Rome was already getting up toward Moscow's present age when Horace wrote, yet Rome fell, too, and the current "city of Rome" has very little cultural, civilizational, political continuity with the ancient Rome.
NOUVEAU venu, qui cherches Rome en Rome
Et rien de Rome en Rome n'aperçois,
Ces vieux palais, ces vieux arcs que tu vois,
Et ces vieux murs, c'est ce que Rome on nomme.
Vois quel orgueil, quelle ruine: et comme
Celle qui mit le monde sous ses lois,
Pour dompter tout, se dompta quelquefois,
Et devint proie au temps, qui tout consomme.
Rome de Rome est le seul monument,
Et Rome Rome a vaincu seulement.
Le Tibre seul, qui vers la mer s'enfuit,
Reste de Rome. O mondaine inconstance!
Ce qui est ferme, est par le temps détruit,
Et ce qui fuit, au temps fait résistance.
THOU STRANGER, which for Rome in Rome here seekest,
And nought of Rome in Rome perceiu'st at all,
These same olde walls, olde arches, which thou seest,
Olde Palaces, is that which Rome men call.

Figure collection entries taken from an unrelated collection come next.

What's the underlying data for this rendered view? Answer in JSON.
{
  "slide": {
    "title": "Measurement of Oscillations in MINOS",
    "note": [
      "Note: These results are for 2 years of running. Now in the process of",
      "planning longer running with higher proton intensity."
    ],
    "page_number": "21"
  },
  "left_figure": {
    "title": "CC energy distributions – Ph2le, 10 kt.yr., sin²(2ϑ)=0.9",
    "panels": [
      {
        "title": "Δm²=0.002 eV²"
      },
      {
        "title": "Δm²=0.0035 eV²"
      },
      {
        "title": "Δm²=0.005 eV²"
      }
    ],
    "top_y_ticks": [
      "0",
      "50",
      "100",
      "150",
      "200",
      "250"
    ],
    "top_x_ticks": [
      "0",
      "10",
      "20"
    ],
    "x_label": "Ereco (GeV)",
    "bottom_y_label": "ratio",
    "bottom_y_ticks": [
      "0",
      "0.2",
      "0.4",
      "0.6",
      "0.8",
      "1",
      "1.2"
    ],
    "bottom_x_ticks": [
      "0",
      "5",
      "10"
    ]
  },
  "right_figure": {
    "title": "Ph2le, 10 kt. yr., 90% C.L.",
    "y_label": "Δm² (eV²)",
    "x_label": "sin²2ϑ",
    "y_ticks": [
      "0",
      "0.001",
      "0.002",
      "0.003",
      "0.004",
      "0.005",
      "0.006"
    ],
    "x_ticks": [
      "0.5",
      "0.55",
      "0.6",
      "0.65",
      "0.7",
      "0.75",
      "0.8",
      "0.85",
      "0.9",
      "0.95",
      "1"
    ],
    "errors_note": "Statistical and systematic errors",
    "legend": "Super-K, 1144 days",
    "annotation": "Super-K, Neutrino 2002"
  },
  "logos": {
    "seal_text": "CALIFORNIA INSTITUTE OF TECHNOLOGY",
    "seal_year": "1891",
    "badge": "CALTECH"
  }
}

Behold what wreake, what ruine, and what wast,
And how that she, which with her mightie powre
Tam'd all the world, hath tam'd herselfe at last,
The pray of time, which all things doth deuowre.
Rome now of Rome is th' onely funerall,
And onely Rome of Rome hath victorie;
Ne ought saue Tyber hastning to his fall
Remaines of all: O worlds inconstancie.
That which is firme doth flit and fall away,
And that is flitting, doth abide and stay.(Bellay/Spenser; the translation is remarkably literal!)